NewsLEX 18 In-Depth


College tenants left scrambling after dealing with unreliable heat for weeks

Image from iOS (176).jpg
Posted at 6:50 PM, Feb 09, 2022

LEXINGTON, Ky. (LEX 18) — When the temperature in their rental hit 36 degrees in the dead of winter, college students Hailey Christian, Analiese Mitchell, and Logan Strunk decided they'd had enough and moved out of their rental.

"That was our last straw," said Christian.

Mitchell says they were living in a home on Park Avenue in Lexington, managed by First Place Properties, with unreliable heat since October.

"We'd have like six or seven blankets on each bed. We would all three pile on our bed and just tried to stay warm," explained Mitchell.

They filed maintenance requests on top of maintenance requests for the furnace. They even lit the pilot themselves on several occasions.

"The maintenance man came out and we did, we checked all these boxes that we were supposed to do, but eventually, the problem was not being solved," said Mitchell.

They sent a letter to the property owner on January 19th from a lawyer they got through their school stating the owner had two weeks to fix the issue or it was within their legal rights to move. They say they never received a response.

Eventually, they called Lexington's office of code enforcement who gave the property owner five days to fix or replace the furnace. But the fifth day came and went with no heat and they moved out the next day.

Since they moved, code enforcement gave the property owner an additional 30 days to fix the issue. When asked why we were told "typically, if the occupants have left, the urgency has also left."

The extension has left the tenants feeling like there's a lack of accountability.

"It's not like we're being very picky like 'hey, can you paint the walls or hey, come clean up around outside. We're cold," said Strunk.

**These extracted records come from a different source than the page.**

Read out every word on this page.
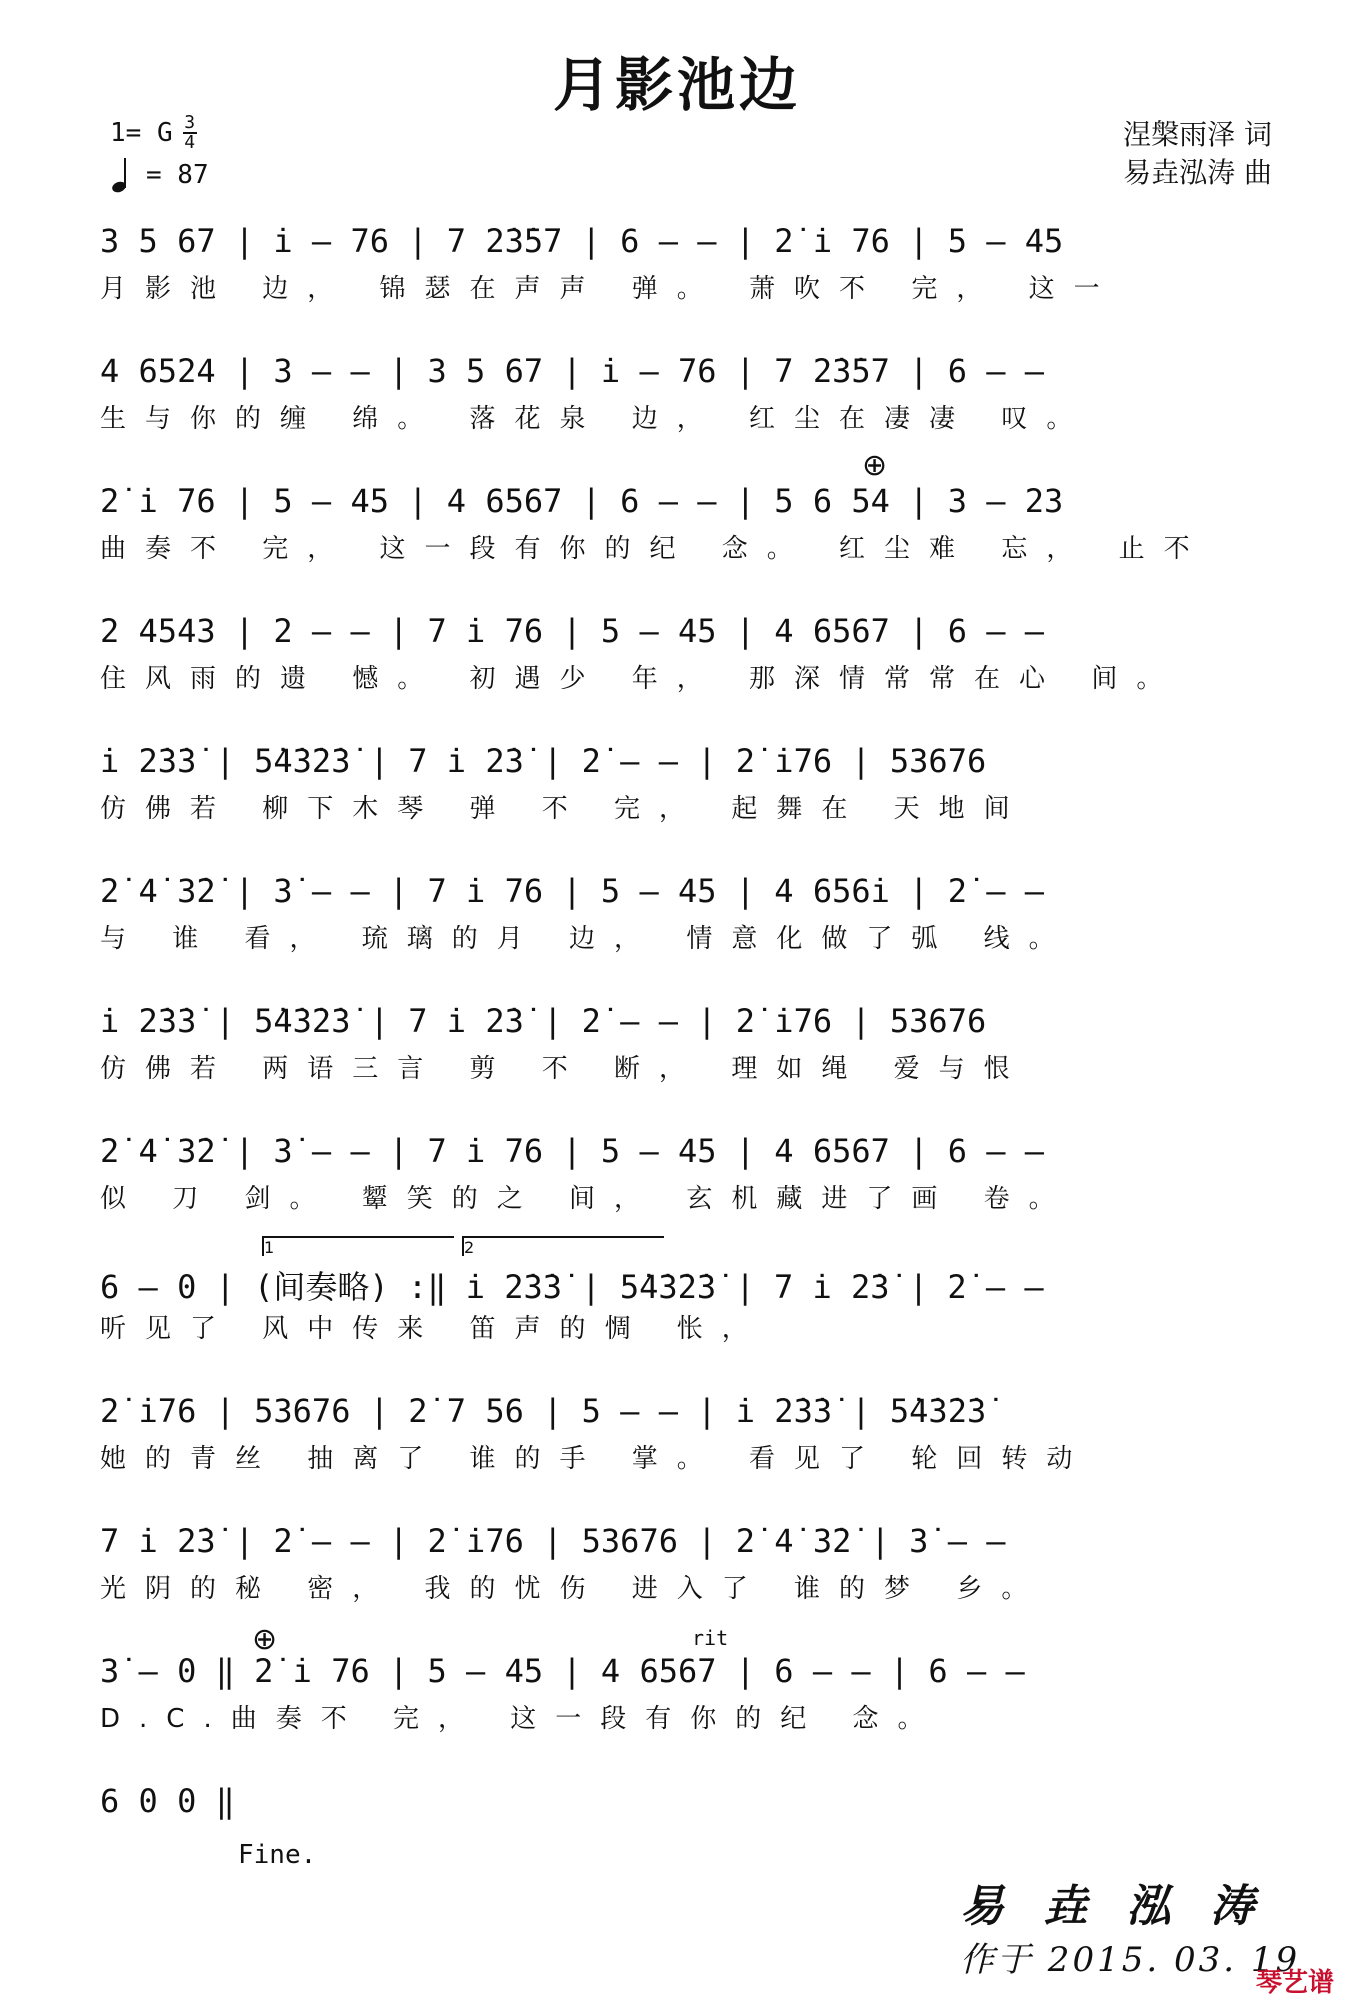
月影池边
1= G 3
4
= 87
涅槃雨泽 词
易垚泓涛 曲
3 5 67 | i̇ – 76 | 7 2̇3̇57 | 6 – – | 2̇ i̇ 76 | 5 – 45
月影池 边， 锦瑟在声声 弹。 萧吹不 完， 这一
4 6524 | 3 – – | 3 5 67 | i̇ – 76 | 7 2̇3̇57 | 6 – –
生与你的缠 绵。 落花泉 边， 红尘在凄凄 叹。
2̇ i̇ 76 | 5 – 45 | 4 6567 | 6 – – | 5 6 54 | 3 – 23
曲奏不 完， 这一段有你的纪 念。 红尘难 忘， 止不
2 4543 | 2 – – | 7 i̇ 76 | 5 – 45 | 4 6567 | 6 – –
住风雨的遗 憾。 初遇少 年， 那深情常常在心 间。
i̇ 2̇3̇3̇ | 5̇4̇3̇2̇3̇ | 7 i̇ 2̇3̇ | 2̇ – – | 2̇ i̇76 | 53676
仿佛若 柳下木琴 弹 不 完， 起舞在 天地间
2̇ 4̇ 3̇2̇ | 3̇ – – | 7 i̇ 76 | 5 – 45 | 4 656i̇ | 2̇ – –
与 谁 看， 琉璃的月 边， 情意化做了弧 线。
i̇ 2̇3̇3̇ | 5̇4̇3̇2̇3̇ | 7 i̇ 2̇3̇ | 2̇ – – | 2̇ i̇76 | 53676
仿佛若 两语三言 剪 不 断， 理如绳 爱与恨
2̇ 4̇ 3̇2̇ | 3̇ – – | 7 i̇ 76 | 5 – 45 | 4 6567 | 6 – –
似 刀 剑。 颦笑的之 间， 玄机藏进了画 卷。
6 – 0 | (间奏略) :‖ i̇ 2̇3̇3̇ | 5̇4̇3̇2̇3̇ | 7 i̇ 2̇3̇ | 2̇ – –
听见了 风中传来 笛声的惆 怅，
2̇ i̇76 | 53676 | 2̇ 7 56 | 5 – – | i̇ 2̇3̇3̇ | 5̇4̇3̇2̇3̇
她的青丝 抽离了 谁的手 掌。 看见了 轮回转动
7 i̇ 2̇3̇ | 2̇ – – | 2̇ i̇76 | 53676 | 2̇ 4̇ 3̇2̇ | 3̇ – –
光阴的秘 密， 我的忧伤 进入了 谁的梦 乡。
3̇ – 0 ‖ 2̇ i̇ 76 | 5 – 45 | 4 6567 | 6 – – | 6 – –
D.C.曲奏不 完， 这一段有你的纪 念。
6 0 0 ‖
⊕
⊕	rit
1	2
Fine.
易 垚 泓 涛
作于 2015. 03. 19
琴艺谱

The owner listed for the property has been cited for code violations five different times since 2018. All cases have since been closed or dismissed.

We found one instance where a $750 citation was reduced to $50 during a hearing after the owner appealed and resolved the issues.

"No regard, no respect. Obviously, this company is used to treating their tenants this way and clearly getting away with it," said Strunk.

When LEX 18 looked into the management company First Place Properties, we found out they rent out homes to many students in the University of Kentucky area. When we dug deeper, we went on Google and found several reviews with similar complaints of poor management and code issues.

The students say they're just thankful they did their research and had the privilege to move.

"We didn't really have a plan like that. Our landlord here saved us by taking a chance on us," said Mitchell.

They're advising students and others dealing with landlords to do the research and utilize the office of code enforcement.

"I don't want anybody else to have to go through this," said Strunk.